While attempting to get the TV remote from Maggie, Homer impersonates Curly Howard from the Three Stooges.

The babies becoming naked and passing pacifiers as if they are drugs at the baby concert while the song "Gimme Shelter" by The Rolling Stones plays in the background is a reference to the Woodstock music festival and the Altamont Free Concert.

==Reception==
===Viewing figures===
This episode was watched by 12.00 million viewers, which was the 20th most-watched show that week.

===Critical response===
CinemaSentries gave the episode a positive review, writing "'Marge Vs. Singles, Seniors, Childless Couples and Teens and Gays' is a great example of the way the show used to be able to find hilarity in mocking both sides of an issue when it spoofs both the grueling life of a parent and the grueling lives of those without children who have to put up with the problems caused by other people's kids."

Colin Jacobson of DVD Movie Guide liked the scenes involving Roofi but felt the plot involving Lindsay Naegle "doesn't exploit its possibilities as well as it should."

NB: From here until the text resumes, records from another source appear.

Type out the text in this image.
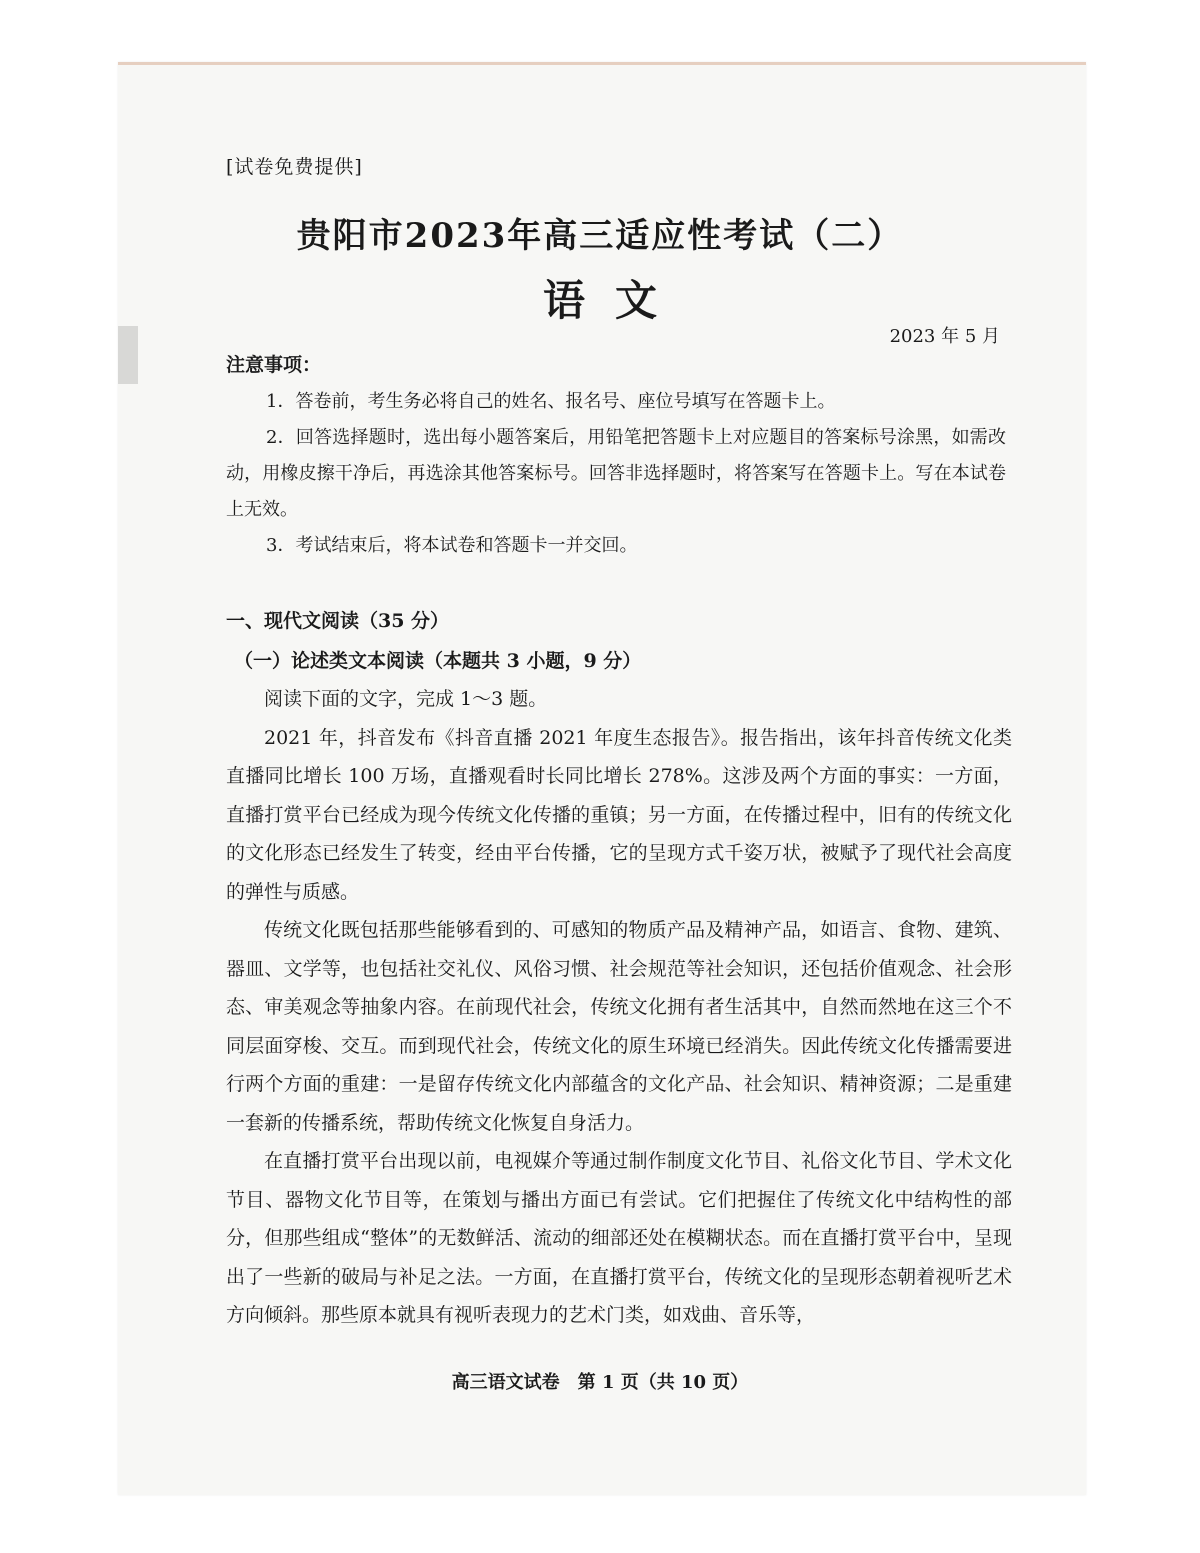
[试卷免费提供]
贵阳市2023年高三适应性考试（二）
语文
2023 年 5 月
注意事项：

1．答卷前，考生务必将自己的姓名、报名号、座位号填写在答题卡上。

2．回答选择题时，选出每小题答案后，用铅笔把答题卡上对应题目的答案标号涂黑，如需改动，用橡皮擦干净后，再选涂其他答案标号。回答非选择题时，将答案写在答题卡上。写在本试卷上无效。

3．考试结束后，将本试卷和答题卡一并交回。

一、现代文阅读（35 分）
（一）论述类文本阅读（本题共 3 小题，9 分）

阅读下面的文字，完成 1～3 题。

2021 年，抖音发布《抖音直播 2021 年度生态报告》。报告指出，该年抖音传统文化类直播同比增长 100 万场，直播观看时长同比增长 278%。这涉及两个方面的事实：一方面，直播打赏平台已经成为现今传统文化传播的重镇；另一方面，在传播过程中，旧有的传统文化的文化形态已经发生了转变，经由平台传播，它的呈现方式千姿万状，被赋予了现代社会高度的弹性与质感。

传统文化既包括那些能够看到的、可感知的物质产品及精神产品，如语言、食物、建筑、器皿、文学等，也包括社交礼仪、风俗习惯、社会规范等社会知识，还包括价值观念、社会形态、审美观念等抽象内容。在前现代社会，传统文化拥有者生活其中，自然而然地在这三个不同层面穿梭、交互。而到现代社会，传统文化的原生环境已经消失。因此传统文化传播需要进行两个方面的重建：一是留存传统文化内部蕴含的文化产品、社会知识、精神资源；二是重建一套新的传播系统，帮助传统文化恢复自身活力。

在直播打赏平台出现以前，电视媒介等通过制作制度文化节目、礼俗文化节目、学术文化节目、器物文化节目等，在策划与播出方面已有尝试。它们把握住了传统文化中结构性的部分，但那些组成“整体”的无数鲜活、流动的细部还处在模糊状态。而在直播打赏平台中，呈现出了一些新的破局与补足之法。一方面，在直播打赏平台，传统文化的呈现形态朝着视听艺术方向倾斜。那些原本就具有视听表现力的艺术门类，如戏曲、音乐等，

高三语文试卷　第 1 页（共 10 页）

On Four Finger Discount, Brendan Dando related to the Roofi scenario because he is a father while Guy Davis, who is childless, did not.

==Purported foreshadowing==
In 2018, reports were made that the episode predicted the bankruptcy and end of the American toy retailer Toys "R" Us by showing Moe removing the reversed R from the store logo. However, in the episode, Moe reinserts the R in the forward facing direction.